Pie XII lui donne la charge de délégué apostolique pour l’Afrique francophone -plus de 40 diocèses !, avec la mission d’africaniser l’Église en Afrique. En 1955, il est le premier archevêque de Dakar. À la demande du président sénégalais, Léopold Senghor, Jean XXIII le retire de Dakar en 1962.
De retour en France, il est alors nommé évêque de Tulle, tout en restant archevêque à titre personnel. Il est élu supérieur général des missionnaires spiritains. Il renonce alors au diocèse de Tulle et est nommé par Rome en août 1962, archevêque In partibus de Synnada en Phrygie.
C’est à titre d’évêque-archevêque emeritus, et supérieur général religieux que Mgr Lefebvre participe au concile Vatican II. Au sein de la commission préparatoire il fait de sérieuses critiques contre le schéma sur la liturgie.
Il tente, en vain, d’introduire la condamnation expresse du communisme dans la constitution Gaudium et Spes sur l’activité pastorale de l’Église. Mais c’est surtout lors des débats sur la liberté religieuse qu’il se fait remarquer. Il rejoint le groupe informel Coetus Internationalis Patrum. Ce groupe de travail critique notamment les textes proposés à l’assemblée des évêques sur la liberté religieuse, les jugeant non conformes à la Tradition de l’Église. Après de longs débats, le texte de Dignitatis Humanae est cependant adopté.
En 1968, à la suite de la modification de la règle des spiritains, établie par leur fondateur, à laquelle il se refuse, il se démet de sa charge de supérieur général.
Peu à peu, d’abord en privé puis ouvertement après la publication du nouveau Missel romain en 1969, il s’associe à la critique des « traditionalistes » à l’encontre du concile Vatican II et des réformes issues de l’« esprit du concile ».

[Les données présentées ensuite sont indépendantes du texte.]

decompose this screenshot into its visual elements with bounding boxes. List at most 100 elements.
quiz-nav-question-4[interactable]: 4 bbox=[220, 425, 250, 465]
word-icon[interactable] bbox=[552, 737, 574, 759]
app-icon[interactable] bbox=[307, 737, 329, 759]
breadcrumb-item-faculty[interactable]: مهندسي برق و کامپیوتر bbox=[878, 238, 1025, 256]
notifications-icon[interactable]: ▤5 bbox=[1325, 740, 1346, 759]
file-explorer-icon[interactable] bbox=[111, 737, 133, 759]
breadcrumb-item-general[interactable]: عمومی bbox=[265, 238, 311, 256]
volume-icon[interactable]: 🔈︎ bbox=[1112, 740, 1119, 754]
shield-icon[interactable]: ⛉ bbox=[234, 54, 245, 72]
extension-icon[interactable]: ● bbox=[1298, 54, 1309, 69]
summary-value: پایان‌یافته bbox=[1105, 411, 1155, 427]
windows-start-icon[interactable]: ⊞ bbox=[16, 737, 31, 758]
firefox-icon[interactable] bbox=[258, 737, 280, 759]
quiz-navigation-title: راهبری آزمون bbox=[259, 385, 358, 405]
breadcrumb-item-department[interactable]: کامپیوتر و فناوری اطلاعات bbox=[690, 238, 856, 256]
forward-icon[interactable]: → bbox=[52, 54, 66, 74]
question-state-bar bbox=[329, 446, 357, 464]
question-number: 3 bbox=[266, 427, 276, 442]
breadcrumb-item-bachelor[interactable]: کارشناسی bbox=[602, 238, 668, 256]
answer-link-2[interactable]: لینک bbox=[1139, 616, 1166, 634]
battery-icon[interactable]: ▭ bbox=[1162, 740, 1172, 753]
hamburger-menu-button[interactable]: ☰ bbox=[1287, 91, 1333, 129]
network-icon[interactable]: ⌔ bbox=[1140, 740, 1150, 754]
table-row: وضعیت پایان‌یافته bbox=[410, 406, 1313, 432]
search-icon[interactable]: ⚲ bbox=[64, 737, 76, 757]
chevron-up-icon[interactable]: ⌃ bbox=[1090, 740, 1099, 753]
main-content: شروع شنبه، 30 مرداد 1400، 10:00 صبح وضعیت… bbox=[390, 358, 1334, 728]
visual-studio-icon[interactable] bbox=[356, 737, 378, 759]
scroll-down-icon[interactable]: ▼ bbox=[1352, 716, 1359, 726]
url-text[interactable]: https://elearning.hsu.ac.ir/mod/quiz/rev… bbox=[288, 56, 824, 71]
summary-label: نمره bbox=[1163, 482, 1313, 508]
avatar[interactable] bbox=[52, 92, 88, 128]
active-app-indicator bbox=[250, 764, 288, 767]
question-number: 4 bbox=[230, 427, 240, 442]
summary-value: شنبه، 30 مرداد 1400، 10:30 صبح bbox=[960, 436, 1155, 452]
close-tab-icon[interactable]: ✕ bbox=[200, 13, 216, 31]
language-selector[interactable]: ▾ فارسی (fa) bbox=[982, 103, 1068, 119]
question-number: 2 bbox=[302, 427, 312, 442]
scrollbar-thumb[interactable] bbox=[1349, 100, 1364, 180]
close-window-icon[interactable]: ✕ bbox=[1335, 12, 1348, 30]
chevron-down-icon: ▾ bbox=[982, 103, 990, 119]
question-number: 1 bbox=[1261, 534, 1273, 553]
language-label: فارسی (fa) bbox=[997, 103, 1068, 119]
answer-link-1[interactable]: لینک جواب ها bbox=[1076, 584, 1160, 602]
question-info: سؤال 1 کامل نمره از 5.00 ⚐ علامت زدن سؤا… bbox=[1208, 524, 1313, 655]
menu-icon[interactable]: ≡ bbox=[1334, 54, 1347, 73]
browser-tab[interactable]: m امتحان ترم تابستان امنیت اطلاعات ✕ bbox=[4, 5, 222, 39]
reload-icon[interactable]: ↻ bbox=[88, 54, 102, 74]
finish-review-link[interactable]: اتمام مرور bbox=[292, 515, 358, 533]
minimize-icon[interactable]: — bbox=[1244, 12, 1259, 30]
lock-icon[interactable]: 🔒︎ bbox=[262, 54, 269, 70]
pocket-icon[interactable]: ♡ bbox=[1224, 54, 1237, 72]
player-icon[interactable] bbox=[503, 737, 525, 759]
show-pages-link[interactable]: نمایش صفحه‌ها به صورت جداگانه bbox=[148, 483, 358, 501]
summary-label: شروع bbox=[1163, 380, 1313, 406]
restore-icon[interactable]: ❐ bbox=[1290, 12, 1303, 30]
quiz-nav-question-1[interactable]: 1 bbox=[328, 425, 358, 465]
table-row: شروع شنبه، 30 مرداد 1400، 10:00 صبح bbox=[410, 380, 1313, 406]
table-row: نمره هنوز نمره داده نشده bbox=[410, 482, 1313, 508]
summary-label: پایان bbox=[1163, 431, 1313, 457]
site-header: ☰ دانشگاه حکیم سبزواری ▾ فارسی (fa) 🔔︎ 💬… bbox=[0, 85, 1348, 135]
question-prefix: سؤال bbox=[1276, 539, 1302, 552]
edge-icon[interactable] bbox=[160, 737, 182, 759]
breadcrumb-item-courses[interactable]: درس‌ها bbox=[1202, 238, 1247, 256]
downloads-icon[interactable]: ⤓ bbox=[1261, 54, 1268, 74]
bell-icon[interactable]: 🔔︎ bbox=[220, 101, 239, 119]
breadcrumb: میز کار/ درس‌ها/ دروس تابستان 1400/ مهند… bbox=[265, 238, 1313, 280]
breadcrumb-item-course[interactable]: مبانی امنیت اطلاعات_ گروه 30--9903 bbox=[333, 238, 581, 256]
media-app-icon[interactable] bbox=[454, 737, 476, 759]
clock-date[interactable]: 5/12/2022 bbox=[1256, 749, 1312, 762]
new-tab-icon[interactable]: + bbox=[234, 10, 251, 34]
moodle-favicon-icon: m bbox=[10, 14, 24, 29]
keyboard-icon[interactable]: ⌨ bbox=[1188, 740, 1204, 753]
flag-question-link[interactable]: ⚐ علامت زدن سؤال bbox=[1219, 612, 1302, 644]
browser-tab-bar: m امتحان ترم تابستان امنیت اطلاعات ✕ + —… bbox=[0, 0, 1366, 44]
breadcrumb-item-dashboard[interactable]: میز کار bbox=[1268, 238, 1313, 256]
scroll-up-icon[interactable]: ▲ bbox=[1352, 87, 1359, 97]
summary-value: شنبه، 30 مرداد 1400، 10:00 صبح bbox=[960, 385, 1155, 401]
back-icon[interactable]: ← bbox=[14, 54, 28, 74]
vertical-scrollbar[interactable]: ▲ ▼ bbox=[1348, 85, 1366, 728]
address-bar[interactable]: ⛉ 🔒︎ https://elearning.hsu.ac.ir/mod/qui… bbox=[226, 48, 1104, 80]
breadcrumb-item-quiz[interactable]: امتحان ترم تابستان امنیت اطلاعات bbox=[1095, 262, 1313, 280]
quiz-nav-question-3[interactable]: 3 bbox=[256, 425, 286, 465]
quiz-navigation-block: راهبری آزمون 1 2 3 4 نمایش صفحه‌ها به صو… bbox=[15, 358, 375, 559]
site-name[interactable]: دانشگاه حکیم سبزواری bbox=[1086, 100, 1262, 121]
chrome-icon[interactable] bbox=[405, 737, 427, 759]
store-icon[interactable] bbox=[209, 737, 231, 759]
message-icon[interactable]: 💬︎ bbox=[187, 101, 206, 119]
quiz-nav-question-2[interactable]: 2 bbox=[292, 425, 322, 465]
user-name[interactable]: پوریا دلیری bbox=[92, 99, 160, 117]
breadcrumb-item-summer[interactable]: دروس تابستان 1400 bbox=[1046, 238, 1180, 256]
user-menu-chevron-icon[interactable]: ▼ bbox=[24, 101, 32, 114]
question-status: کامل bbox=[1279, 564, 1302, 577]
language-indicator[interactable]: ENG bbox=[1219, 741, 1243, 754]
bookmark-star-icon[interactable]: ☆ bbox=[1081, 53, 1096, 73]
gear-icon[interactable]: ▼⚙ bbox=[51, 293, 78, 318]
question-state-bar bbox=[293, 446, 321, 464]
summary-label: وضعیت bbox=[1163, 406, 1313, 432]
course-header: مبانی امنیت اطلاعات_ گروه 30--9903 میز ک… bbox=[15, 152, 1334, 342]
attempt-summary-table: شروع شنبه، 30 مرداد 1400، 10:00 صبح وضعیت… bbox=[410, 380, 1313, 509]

Il est un critique de la nouvelle liberté religieuse (pour toutes les religions), du nouvel œcuménisme (sans conversion), de la subsidiarité (consultation constante du pape avec les évêques), de la nouvelle conception de la collégialité et de la réforme générale de la liturgie, et tout particulièrement du rite de la messe promulgué par Paul VI – le nouvel Ordo Missae – qui vient se substituer au rite dit tridentin, codifié par le Pape saint Pie V. De manière générale, il dénonce la dérive de l’Église vers le modernisme qui privilégie l’Homme tel qu’il fut dénoncé auparavant par les Papes Léon XIII, Pie IX (Syllabus) et Saint Pie X.
En 1970, à la demande de plusieurs séminaristes français, il fonde à Écône en Suisse la Fraternité sacerdotale Saint-Pie-X. L’institution est érigée canoniquement par Mgr Charrière, évêque du diocèse de Lausanne, Genève et Fribourg en tant que « pieuse union » pour une durée de 3 ans ad experimentum renouvelables. De son côté, l’évêque de Sion l’autorise à fonder un séminaire à Écône.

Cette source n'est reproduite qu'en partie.